To the majority of people who have not been victims of terrorism, the terrorist threat is a remote and abstract thing. But if the experts are right, more and more people on an increasingly wider scale are going to be touched by its effects in the years just ahead. The problem of terrorism, like the worldwide epidemic of crime, was predicted centuries ago in the pages of the Bible. Jesus prophesied that conditions in the world in the "latter days" would mirror the chaotic state of the earth in Noah's time an evil and corrupt world filled with violence (compare Luke 17:26 with Genesis 6:5, 11). The apostle Paul also warned (II Timothy 3) that "in the last days perilous times shall come. " The Bible pictures an end-time world filled with lawlessness and hate; a world split by factions and international disputes; an era of rampant, indiscriminate violence and murder inspired by Satan the devil the original murderer (John 8:44).
Only Real Answer
As long as the influence of Satan remains on the earth, terrorism and crime will continue to increase.
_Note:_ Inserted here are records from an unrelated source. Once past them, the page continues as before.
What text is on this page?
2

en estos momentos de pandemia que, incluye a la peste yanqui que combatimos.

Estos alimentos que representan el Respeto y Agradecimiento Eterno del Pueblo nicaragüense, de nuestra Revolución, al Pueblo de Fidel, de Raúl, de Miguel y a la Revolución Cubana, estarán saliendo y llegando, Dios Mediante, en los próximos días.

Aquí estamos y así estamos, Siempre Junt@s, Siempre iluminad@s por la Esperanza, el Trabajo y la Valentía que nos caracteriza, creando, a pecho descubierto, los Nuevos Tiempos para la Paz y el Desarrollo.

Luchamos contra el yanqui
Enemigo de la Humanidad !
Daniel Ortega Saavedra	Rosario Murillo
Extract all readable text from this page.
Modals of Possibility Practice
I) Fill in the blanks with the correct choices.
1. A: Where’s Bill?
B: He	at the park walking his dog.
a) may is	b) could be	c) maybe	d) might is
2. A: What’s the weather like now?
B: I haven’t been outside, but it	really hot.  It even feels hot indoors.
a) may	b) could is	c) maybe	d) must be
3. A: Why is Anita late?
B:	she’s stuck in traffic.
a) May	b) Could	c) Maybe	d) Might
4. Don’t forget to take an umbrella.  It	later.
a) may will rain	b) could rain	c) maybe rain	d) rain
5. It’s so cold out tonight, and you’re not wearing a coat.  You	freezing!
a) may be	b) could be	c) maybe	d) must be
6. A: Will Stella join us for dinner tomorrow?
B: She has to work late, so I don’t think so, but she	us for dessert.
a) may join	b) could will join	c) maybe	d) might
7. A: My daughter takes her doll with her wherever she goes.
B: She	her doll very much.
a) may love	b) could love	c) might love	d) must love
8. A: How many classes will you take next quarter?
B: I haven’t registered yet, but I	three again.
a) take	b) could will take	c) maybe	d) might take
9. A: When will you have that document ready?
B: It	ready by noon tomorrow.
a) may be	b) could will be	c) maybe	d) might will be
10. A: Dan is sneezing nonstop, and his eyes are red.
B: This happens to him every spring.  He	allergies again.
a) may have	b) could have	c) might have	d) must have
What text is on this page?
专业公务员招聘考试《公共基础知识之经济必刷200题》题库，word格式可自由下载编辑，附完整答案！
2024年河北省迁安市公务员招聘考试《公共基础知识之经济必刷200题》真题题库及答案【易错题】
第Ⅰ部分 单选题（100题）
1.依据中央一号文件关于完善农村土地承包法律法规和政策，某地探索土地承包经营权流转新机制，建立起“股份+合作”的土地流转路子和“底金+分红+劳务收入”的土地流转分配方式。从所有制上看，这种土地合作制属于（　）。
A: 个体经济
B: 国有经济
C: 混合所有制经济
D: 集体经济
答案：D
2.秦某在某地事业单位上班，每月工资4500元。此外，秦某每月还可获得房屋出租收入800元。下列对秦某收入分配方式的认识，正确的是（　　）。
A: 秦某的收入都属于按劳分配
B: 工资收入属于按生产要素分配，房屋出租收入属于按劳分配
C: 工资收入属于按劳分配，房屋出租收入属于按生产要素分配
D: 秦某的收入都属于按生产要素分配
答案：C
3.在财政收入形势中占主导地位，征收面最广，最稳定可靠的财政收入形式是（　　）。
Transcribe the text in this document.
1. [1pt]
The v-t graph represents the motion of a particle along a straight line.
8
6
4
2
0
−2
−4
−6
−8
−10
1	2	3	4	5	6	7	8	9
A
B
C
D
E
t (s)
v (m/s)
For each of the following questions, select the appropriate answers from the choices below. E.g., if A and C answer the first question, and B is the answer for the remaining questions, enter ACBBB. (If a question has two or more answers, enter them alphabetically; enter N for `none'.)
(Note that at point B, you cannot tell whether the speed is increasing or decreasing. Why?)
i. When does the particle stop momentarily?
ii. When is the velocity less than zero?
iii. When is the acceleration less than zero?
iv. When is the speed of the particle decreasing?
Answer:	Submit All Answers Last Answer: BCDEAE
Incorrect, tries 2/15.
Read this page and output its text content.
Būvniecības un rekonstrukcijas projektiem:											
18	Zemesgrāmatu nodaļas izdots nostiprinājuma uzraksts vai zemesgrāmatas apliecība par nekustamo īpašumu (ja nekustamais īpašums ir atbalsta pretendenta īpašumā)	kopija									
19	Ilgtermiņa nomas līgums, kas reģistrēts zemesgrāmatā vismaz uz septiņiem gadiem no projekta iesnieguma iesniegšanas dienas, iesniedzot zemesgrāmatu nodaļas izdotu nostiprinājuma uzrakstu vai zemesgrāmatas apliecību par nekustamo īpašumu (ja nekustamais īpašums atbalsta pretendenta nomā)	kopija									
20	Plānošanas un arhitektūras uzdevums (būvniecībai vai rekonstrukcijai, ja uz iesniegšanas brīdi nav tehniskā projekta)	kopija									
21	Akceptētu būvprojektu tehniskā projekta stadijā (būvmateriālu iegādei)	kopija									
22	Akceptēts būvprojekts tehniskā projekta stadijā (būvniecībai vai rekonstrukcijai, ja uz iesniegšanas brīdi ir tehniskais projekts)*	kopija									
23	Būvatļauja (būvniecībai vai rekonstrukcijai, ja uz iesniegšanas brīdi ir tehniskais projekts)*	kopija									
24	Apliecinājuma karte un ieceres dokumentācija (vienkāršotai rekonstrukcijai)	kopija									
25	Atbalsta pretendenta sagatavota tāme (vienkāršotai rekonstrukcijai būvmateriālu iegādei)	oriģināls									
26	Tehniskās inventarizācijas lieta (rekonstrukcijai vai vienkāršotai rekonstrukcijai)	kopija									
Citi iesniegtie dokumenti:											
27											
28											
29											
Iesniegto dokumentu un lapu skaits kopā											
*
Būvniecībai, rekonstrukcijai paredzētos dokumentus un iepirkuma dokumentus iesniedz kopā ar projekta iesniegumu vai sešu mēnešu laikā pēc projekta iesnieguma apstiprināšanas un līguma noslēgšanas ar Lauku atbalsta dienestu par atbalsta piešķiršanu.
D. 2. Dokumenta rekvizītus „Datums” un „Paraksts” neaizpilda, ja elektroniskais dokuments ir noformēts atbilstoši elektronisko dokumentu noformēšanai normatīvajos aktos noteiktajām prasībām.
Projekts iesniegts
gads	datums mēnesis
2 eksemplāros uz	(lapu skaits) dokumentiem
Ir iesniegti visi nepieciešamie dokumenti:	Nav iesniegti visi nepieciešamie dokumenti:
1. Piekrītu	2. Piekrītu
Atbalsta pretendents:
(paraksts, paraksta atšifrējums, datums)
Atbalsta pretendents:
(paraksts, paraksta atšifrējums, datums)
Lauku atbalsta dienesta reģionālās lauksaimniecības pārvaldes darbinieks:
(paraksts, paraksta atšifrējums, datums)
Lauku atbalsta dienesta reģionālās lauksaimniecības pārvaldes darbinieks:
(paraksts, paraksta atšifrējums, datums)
When Satan is finally restrained (Rev. 20:2-3) and God's millennial rule is established over the earth, violence will be eradicated and lasting peace and tranquility will be realized on a global basis. In that day, Satan's way of vanity, jealousy, lust, hatred and greed will be replaced by God's way of loving, giving and serving. The CIA study declares: "All told, transnational terrorism promises to pose a continuing and potentially gravely unsettling problem for the world community until such time possibly years hence that the international system gets into new and generally accepted contours." Those new "contours" will be provided by the soon-coming government of God over the earth. Only the Kingdom of God can rescue this world from the scourge of violence and terror which has beset it from the beginning of history, and which now threatens to engulf it to a greater degree than ever before. It is a seemingly simplistic solution to some, but it is the only real answer.